Tripoli, Libya’s capital city, has been plunged in darkness following the continuous shelling of its power plants. The place has become the battleground of two rival militias, one based in Misrata and the other in Zintan, both claiming credit and thus supremacy for the overthrow of Gadhafi in 2011. In Benghazi, the Islamist militant group Ansar al-Sharia has declared the city an “Islamic emirate,” even as the national Libyan army under the retired renegade general Khalifa Haftar has vowed to drive all Islamist elements out of this major city to the country’s east.

Clearly, all the basic traces of government have vanished. It is weapons and money that now speak. The United Nations and all the major embassies of the Western powers have evacuated their personnel—the clearest sign that the international community has given up, at least for now.

Ironically, it is in such periods of political dissolution that a people may sometimes piece together a collective life from whatever reserves of social solidarity it can tap as a countervailing force against the sheer power of arms and money. Revolutionary theory expects this form of solidarity to be forged in the fires of the revolutionary struggle itself. But perhaps that is too much to expect from the kind of political upheavals and instant democracies we have seen lately.

Instead of being an integral part of the emancipatory process, the search for statesmen in postrevolutionary situations today tends to begin only after the dust has settled. Typically sponsored by the dominant foreign powers that shaped the outcome of the struggle, the new leaders have little legitimacy apart from their foreign connections. Trained abroad in modern governance, they tend to be hobbled by their ignorance of local realities and lack of empathy with their own people’s sensibilities. But, on top of these disabling qualities, there is the curse that the mad scramble for oil wealth casts on hapless nations like Iraq and Libya.

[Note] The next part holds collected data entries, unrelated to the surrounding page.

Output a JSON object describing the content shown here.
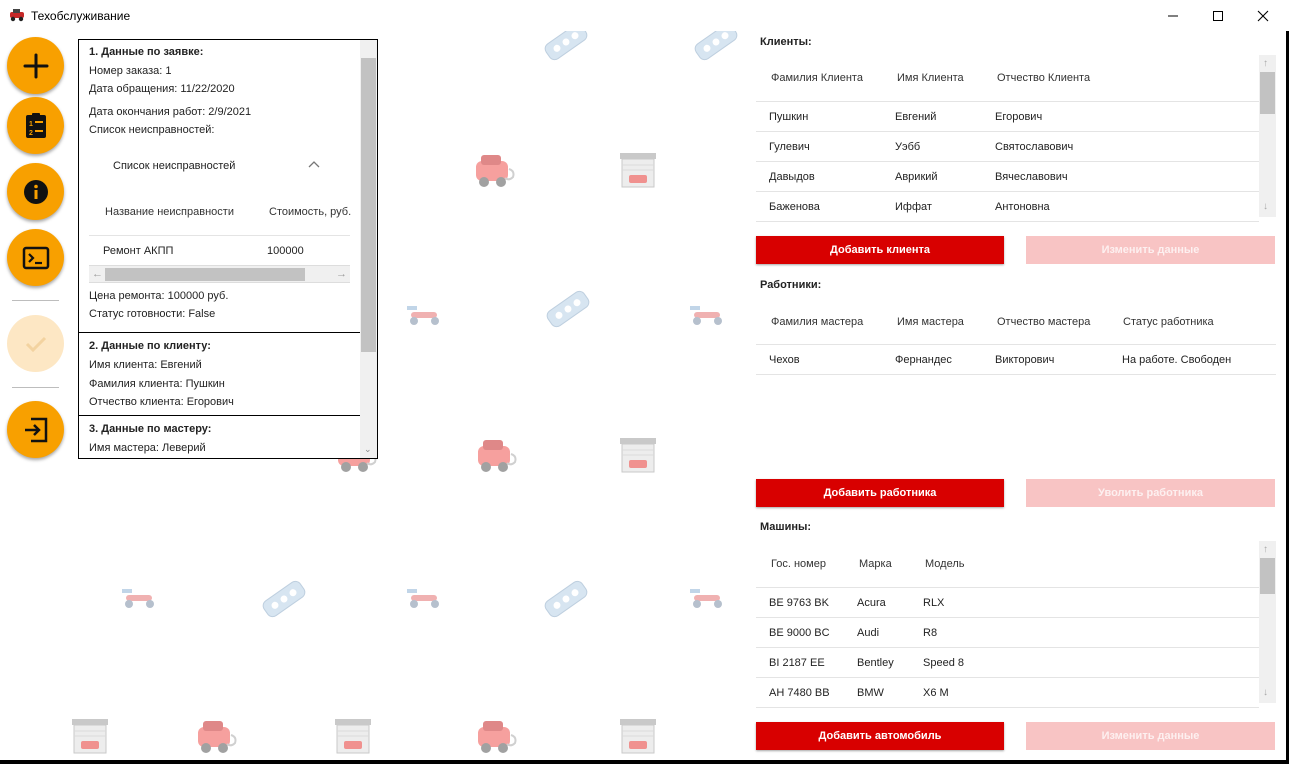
{
  "window": {
    "title": "Техобслуживание",
    "controls": [
      "minimize",
      "maximize",
      "close"
    ]
  },
  "sidebar": {
    "actions": [
      {
        "icon": "plus-icon",
        "enabled": true
      },
      {
        "icon": "numbered-list-icon",
        "enabled": true
      },
      {
        "icon": "info-icon",
        "enabled": true
      },
      {
        "icon": "terminal-icon",
        "enabled": true
      },
      {
        "icon": "checkmark-icon",
        "enabled": false
      },
      {
        "icon": "logout-icon",
        "enabled": true
      }
    ],
    "accent_color": "#f8a000"
  },
  "order": {
    "section1_title": "1. Данные по заявке:",
    "order_number": "Номер заказа: 1",
    "request_date": "Дата обращения: 11/22/2020",
    "end_date": "Дата окончания работ: 2/9/2021",
    "faults_label": "Список неисправностей:",
    "faults_group_title": "Список неисправностей",
    "faults_columns": [
      "Название неисправности",
      "Стоимость, руб."
    ],
    "faults_rows": [
      {
        "name": "Ремонт АКПП",
        "cost": "100000"
      }
    ],
    "repair_price": "Цена ремонта: 100000 руб.",
    "ready_status": "Статус готовности: False",
    "section2_title": "2. Данные по клиенту:",
    "client_first": "Имя клиента: Евгений",
    "client_last": "Фамилия клиента: Пушкин",
    "client_middle": "Отчество клиента: Егорович",
    "section3_title": "3. Данные по мастеру:",
    "master_first": "Имя мастера: Леверий"
  },
  "clients": {
    "title": "Клиенты:",
    "columns": [
      "Фамилия Клиента",
      "Имя Клиента",
      "Отчество Клиента"
    ],
    "rows": [
      [
        "Пушкин",
        "Евгений",
        "Егорович"
      ],
      [
        "Гулевич",
        "Уэбб",
        "Святославович"
      ],
      [
        "Давыдов",
        "Аврикий",
        "Вячеславович"
      ],
      [
        "Баженова",
        "Иффат",
        "Антоновна"
      ]
    ],
    "add_label": "Добавить клиента",
    "edit_label": "Изменить данные"
  },
  "workers": {
    "title": "Работники:",
    "columns": [
      "Фамилия мастера",
      "Имя мастера",
      "Отчество мастера",
      "Статус работника"
    ],
    "rows": [
      [
        "Чехов",
        "Фернандес",
        "Викторович",
        "На работе. Свободен"
      ]
    ],
    "add_label": "Добавить работника",
    "fire_label": "Уволить работника"
  },
  "cars": {
    "title": "Машины:",
    "columns": [
      "Гос. номер",
      "Марка",
      "Модель"
    ],
    "rows": [
      [
        "BE 9763 BK",
        "Acura",
        "RLX"
      ],
      [
        "BE 9000 BC",
        "Audi",
        "R8"
      ],
      [
        "BI 2187 EE",
        "Bentley",
        "Speed 8"
      ],
      [
        "AH 7480 BB",
        "BMW",
        "X6 M"
      ]
    ],
    "add_label": "Добавить автомобиль",
    "edit_label": "Изменить данные"
  },
  "colors": {
    "primary_button": "#d80000",
    "disabled_button": "#f8c4c4"
  }
}
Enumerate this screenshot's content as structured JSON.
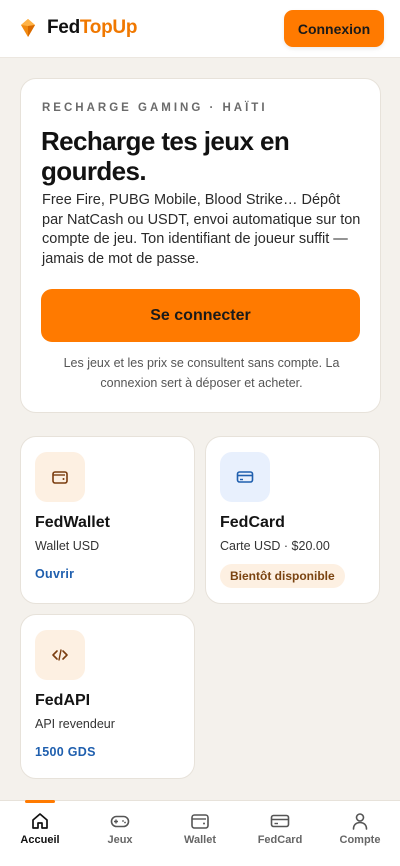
{
  "header": {
    "brand_part1": "Fed",
    "brand_part2": "TopUp",
    "login_label": "Connexion"
  },
  "hero": {
    "eyebrow": "RECHARGE GAMING · HAÏTI",
    "title": "Recharge tes jeux en gourdes.",
    "description": "Free Fire, PUBG Mobile, Blood Strike… Dépôt par NatCash ou USDT, envoi automatique sur ton compte de jeu. Ton identifiant de joueur suffit — jamais de mot de passe.",
    "cta_label": "Se connecter",
    "note": "Les jeux et les prix se consultent sans compte. La connexion sert à déposer et acheter."
  },
  "cards": {
    "wallet": {
      "title": "FedWallet",
      "subtitle": "Wallet USD",
      "link": "Ouvrir",
      "icon": "wallet-icon"
    },
    "fedcard": {
      "title": "FedCard",
      "subtitle": "Carte USD · $20.00",
      "badge": "Bientôt disponible",
      "icon": "credit-card-icon"
    },
    "api": {
      "title": "FedAPI",
      "subtitle": "API revendeur",
      "link": "1500 GDS",
      "icon": "code-icon"
    }
  },
  "nav": {
    "items": [
      {
        "label": "Accueil",
        "icon": "home-icon",
        "active": true
      },
      {
        "label": "Jeux",
        "icon": "gamepad-icon",
        "active": false
      },
      {
        "label": "Wallet",
        "icon": "wallet-icon",
        "active": false
      },
      {
        "label": "FedCard",
        "icon": "credit-card-icon",
        "active": false
      },
      {
        "label": "Compte",
        "icon": "user-icon",
        "active": false
      }
    ]
  },
  "colors": {
    "accent": "#ff7a00",
    "brand_accent": "#f07800",
    "link": "#1f5fae",
    "background": "#f4f1ec"
  }
}
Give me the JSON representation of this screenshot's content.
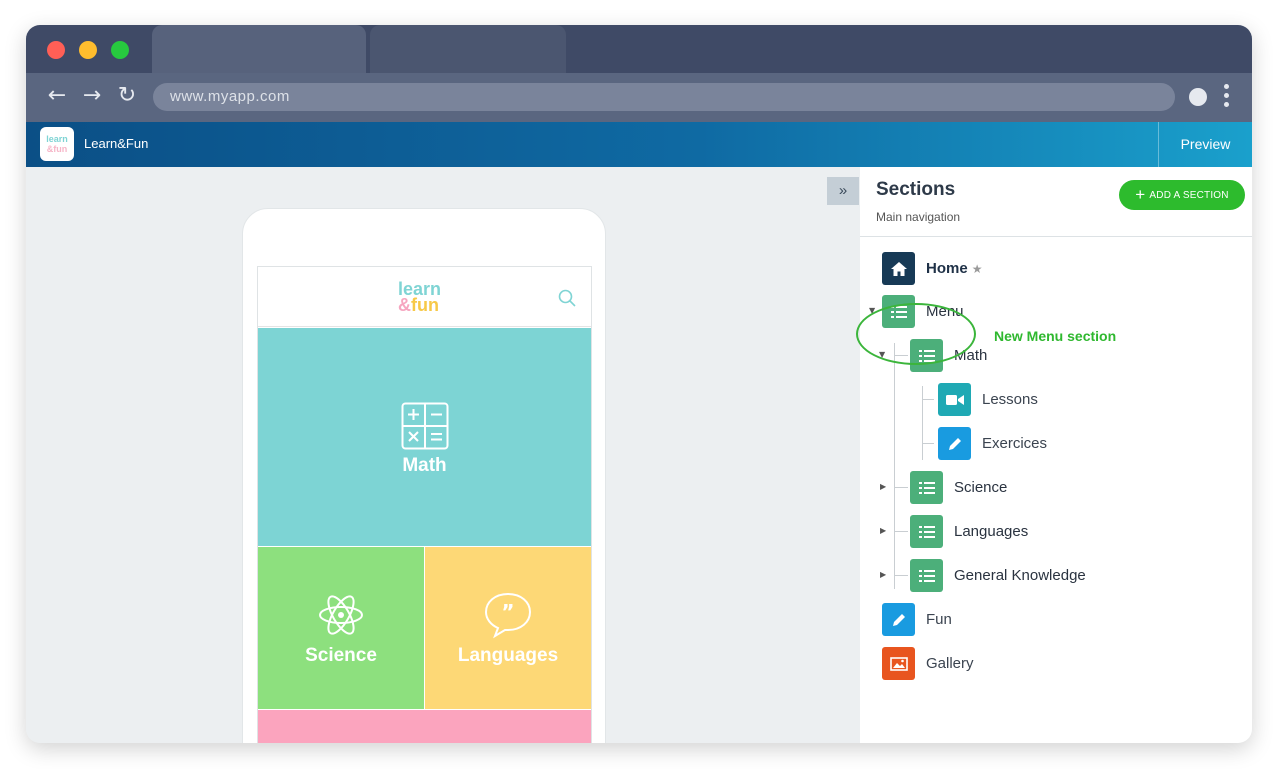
{
  "browser": {
    "url": "www.myapp.com",
    "nav_back": "←",
    "nav_forward": "→",
    "nav_reload": "↻"
  },
  "app": {
    "name": "Learn&Fun",
    "logo_text_1": "learn",
    "logo_text_2": "&fun",
    "preview_label": "Preview",
    "collapse_icon": "»"
  },
  "phone": {
    "logo_line1": "learn",
    "logo_amp": "&",
    "logo_line2": "fun",
    "tiles": {
      "math": "Math",
      "science": "Science",
      "languages": "Languages"
    }
  },
  "sidebar": {
    "title": "Sections",
    "subtitle": "Main navigation",
    "add_button": "ADD A SECTION",
    "add_icon": "+",
    "annotation": "New Menu section",
    "items": [
      {
        "label": "Home",
        "icon": "home-icon",
        "starred": true
      },
      {
        "label": "Menu",
        "icon": "list-icon"
      },
      {
        "label": "Math",
        "icon": "list-icon"
      },
      {
        "label": "Lessons",
        "icon": "video-icon"
      },
      {
        "label": "Exercices",
        "icon": "pencil-icon"
      },
      {
        "label": "Science",
        "icon": "list-icon"
      },
      {
        "label": "Languages",
        "icon": "list-icon"
      },
      {
        "label": "General Knowledge",
        "icon": "list-icon"
      },
      {
        "label": "Fun",
        "icon": "pencil-icon"
      },
      {
        "label": "Gallery",
        "icon": "image-icon"
      }
    ],
    "star_glyph": "★"
  },
  "colors": {
    "accent_green": "#2dbb2d",
    "app_header": "#0f6aa3",
    "tile_math": "#7dd4d4",
    "tile_science": "#8de07e",
    "tile_languages": "#fdd876",
    "tile_bottom": "#fba4be"
  }
}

When one contemplates what is happening today to countries that hosted some of the world’s greatest civilizations, one cannot help recalling how the Philippines’ own difficult passage from revolution to nationhood was greatly eased by the grounded imagination of rare intellectuals like Apolinario Mabini. It was this great Filipino, whose 150th birth anniversary we are celebrating this year, who guided Gen. Emilio Aguinaldo through the critical stages of forming a government after the latter declared independence in 1898. Mabini offered Aguinaldo a vision that saw through the machinations of US colonialism and rose above the selfish interests of the local elites.

In a rather perverse twist to the narrative of the Arab Spring, deposed tyrants like Saddam and Gadhafi, who had ruled their people with an iron fist, are today sorely missed by a world that seems to have run out of ideas on how to handle the challenge of failed states. To have believed that revolutions could be outsourced and democracy imposed from outside—that, to me, has been the biggest source of this tragedy.